The first deck section was replaced during the weekend of Sept. 9-10, 2000, and the last section during the weekend of Sept. 29-30, 2001.
American Bridge/Surespan replaced 47 sections of the bridge in order from north to south, each about 20 m long and weighing 106 tonnes (1 tonne equals 1,000 kg). The south side span was replaced in 10-m pieces for a total of 54 sections.
Balancing act
The original deck was a very light, steel T-grid.
To keep the weight of the new bridge approximately the same as that of the old bridge, the engineers decided to use a steel orthotropic deck, a steel plate with longitudinal troughs, transverse floor beams and longitudinal stiffening trusses.
"An orthotropic deck is typically very light, so the use of an orthotropic deck helps immensely in terms of the weight," Matson said. "The new trusses couldn't be what you would normally make them out of, which is built-up plates or I-sections. To get the capacity out of them, we had to go with tubular sections."
Also to conserve weight, the engineers decided to move the trusses from sitting on top of the deck to underneath. By moving the trusses, they could make the deck serve triple duty--as the deck itself, as the top chord of the trusses and as the top flange of the floor beams.
The weight of the new bridge sections was almost the same as the weight of the old sections. The new sections were actually a little lighter because they lacked the permanent pavement wearing course, which could only be placed after the entire bridge was reconstructed.
"If you're replacing something on a suspension bridge with something that's heavier, the shape of the bridge will change," explained Matson. "If I replace one side span with something that is heavier, that will pull up the main span and lower the side span I just replaced. As you progress into the main span what'll happen is half of the bridge wants to go down, half of it wants to come up, and you can't pull the two of them together without inducing a lot of stresses in the truss."

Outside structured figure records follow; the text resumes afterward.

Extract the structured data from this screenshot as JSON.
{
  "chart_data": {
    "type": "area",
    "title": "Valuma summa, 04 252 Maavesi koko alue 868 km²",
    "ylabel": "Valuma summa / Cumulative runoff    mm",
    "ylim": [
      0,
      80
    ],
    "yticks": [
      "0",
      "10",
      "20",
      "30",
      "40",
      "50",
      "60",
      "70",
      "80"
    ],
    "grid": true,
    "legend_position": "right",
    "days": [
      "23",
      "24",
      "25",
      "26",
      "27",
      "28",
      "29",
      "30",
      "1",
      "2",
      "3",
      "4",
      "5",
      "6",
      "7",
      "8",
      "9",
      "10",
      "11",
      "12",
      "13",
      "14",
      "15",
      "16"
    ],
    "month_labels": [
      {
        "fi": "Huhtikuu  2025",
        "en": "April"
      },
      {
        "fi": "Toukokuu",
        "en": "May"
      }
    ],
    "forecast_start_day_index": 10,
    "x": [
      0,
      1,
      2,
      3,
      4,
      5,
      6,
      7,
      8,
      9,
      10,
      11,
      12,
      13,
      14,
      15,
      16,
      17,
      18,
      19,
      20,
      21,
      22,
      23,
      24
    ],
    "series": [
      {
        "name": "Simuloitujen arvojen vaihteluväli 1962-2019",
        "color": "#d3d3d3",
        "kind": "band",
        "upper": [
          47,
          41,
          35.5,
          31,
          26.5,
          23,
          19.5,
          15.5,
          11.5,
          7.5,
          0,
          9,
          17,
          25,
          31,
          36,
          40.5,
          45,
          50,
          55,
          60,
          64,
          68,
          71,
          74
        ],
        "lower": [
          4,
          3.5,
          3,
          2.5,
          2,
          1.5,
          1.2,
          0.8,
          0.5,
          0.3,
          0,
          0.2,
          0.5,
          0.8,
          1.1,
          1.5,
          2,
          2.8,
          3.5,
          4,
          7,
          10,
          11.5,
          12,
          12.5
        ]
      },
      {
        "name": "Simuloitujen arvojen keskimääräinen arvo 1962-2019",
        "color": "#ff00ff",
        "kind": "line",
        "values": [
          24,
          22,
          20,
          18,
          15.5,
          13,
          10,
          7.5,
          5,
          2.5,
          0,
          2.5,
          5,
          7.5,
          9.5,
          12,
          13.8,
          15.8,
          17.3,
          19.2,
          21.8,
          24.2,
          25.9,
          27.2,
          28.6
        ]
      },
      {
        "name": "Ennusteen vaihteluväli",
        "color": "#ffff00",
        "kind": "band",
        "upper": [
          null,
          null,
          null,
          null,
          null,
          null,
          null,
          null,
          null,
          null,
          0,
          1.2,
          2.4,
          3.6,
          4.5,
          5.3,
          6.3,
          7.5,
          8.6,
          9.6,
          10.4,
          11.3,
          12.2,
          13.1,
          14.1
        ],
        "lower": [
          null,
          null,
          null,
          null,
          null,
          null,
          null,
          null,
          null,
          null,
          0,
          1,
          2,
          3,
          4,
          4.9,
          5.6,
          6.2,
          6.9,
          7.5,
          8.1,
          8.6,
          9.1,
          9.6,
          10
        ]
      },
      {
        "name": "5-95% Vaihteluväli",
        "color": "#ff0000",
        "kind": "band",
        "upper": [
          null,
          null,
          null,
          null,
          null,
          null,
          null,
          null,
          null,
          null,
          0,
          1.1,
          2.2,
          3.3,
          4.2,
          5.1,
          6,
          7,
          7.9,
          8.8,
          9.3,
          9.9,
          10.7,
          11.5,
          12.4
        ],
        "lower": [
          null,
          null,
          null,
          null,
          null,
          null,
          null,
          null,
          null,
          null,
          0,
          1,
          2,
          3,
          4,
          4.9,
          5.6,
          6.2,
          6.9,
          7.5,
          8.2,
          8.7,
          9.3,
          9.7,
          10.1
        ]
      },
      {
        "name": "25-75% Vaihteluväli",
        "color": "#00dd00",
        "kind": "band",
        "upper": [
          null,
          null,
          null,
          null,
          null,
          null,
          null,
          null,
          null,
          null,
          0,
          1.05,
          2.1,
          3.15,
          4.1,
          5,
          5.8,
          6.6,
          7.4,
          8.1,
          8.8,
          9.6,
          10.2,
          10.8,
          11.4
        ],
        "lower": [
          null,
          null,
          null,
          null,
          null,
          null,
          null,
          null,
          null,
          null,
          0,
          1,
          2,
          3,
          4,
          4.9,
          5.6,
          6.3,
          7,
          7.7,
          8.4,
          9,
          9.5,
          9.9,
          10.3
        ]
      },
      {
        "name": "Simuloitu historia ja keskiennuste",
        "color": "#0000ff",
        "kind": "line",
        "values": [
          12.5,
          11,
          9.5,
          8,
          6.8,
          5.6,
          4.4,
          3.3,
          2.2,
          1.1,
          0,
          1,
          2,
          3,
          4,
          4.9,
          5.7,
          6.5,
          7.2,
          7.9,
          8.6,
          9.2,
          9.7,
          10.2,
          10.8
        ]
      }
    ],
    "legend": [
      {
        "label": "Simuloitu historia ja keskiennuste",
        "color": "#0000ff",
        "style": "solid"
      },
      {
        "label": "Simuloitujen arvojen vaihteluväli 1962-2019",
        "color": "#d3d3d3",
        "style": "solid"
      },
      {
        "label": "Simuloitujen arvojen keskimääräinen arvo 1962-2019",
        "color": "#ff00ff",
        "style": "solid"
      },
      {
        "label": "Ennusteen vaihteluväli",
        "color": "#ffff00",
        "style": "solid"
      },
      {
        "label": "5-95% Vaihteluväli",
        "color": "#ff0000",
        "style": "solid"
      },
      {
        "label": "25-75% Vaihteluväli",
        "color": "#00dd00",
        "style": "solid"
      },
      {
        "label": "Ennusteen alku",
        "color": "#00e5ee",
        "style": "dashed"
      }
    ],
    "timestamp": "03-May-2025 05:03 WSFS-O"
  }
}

To make the old bridge line up with the new bridge during construction so traffic could run on it, the engineers came up with several ideas.

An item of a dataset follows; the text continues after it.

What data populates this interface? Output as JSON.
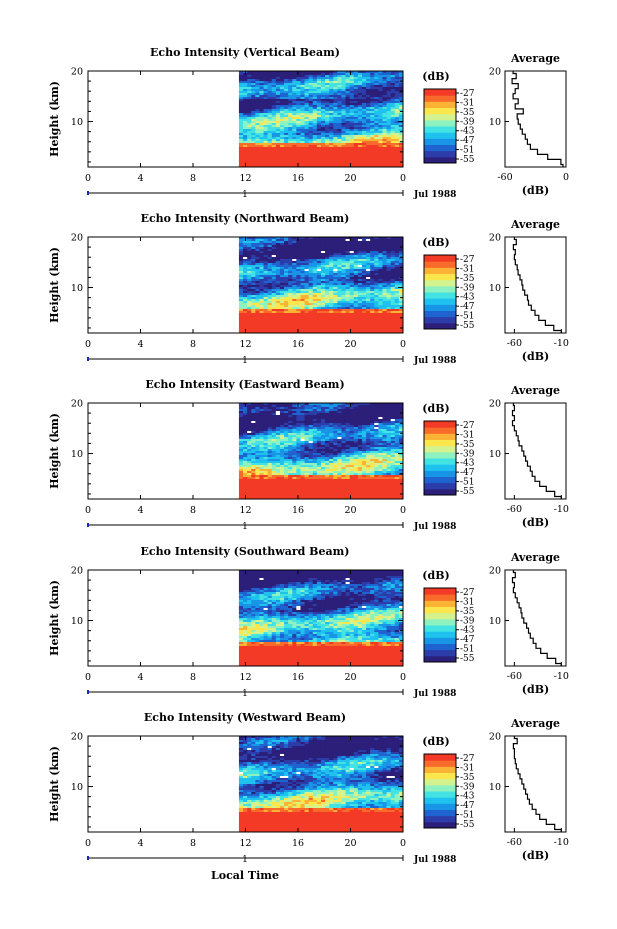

One was to attach adjustable extensions to the suspenders.
The extensions were necessary. The suspenders attached to the top of the old stiffening trusses. But the new stiffening trusses were underneath the deck, so extensions had to be attached to the suspenders to reach to the new deck. Later, the suspenders and adjustable extenders were replaced with new suspenders.
Putting the trusses under the deck was one reason it was possible to widen the traffic lanes and sidewalks, put the sidewalks outside the suspenders and give the bridge a more comfortable feel.
Claustrophobia-free zone
The driving lanes on Lions' Gate are now 3.6 m each instead of 2.9 m.
The reconstructed bridge is 35% wider and more open than the original.
The sidewalks are now 2 m wide instead of 1.3 m and separated from the traffic by a barrier and the suspenders. Pedestrians have better views from the bridge. They do not have the cars whizzing past right next to them. And they do not feel boxed in by the trusses.
Another advantage of placing the trusses underneath and making them integral with the deck is that the bridge is now much more stable in a wind.
The original trusses and deck were separate elements, and they lacked torsional stiffness. On the new bridge, the trusses and deck--with a layer of bracing between the bottom chords--form a closed box, a stiffer structure.
The original bridge had a critical wind speed of 35 m/s. The new bridge's critical speed is 70 m/s.
The reconstruction is almost complete. In July, all the work was done except for the epoxy asphalt wearing surface.
To prevent future corrosion, Lions' Gate now has a modern water runoff system, with channels that lead to drain pipes that drop the water below the level of the bottom of the bridge.
"We took a lot of care to funnel off the water and to get rid of it and not have it splash on the structural steel," said Matson.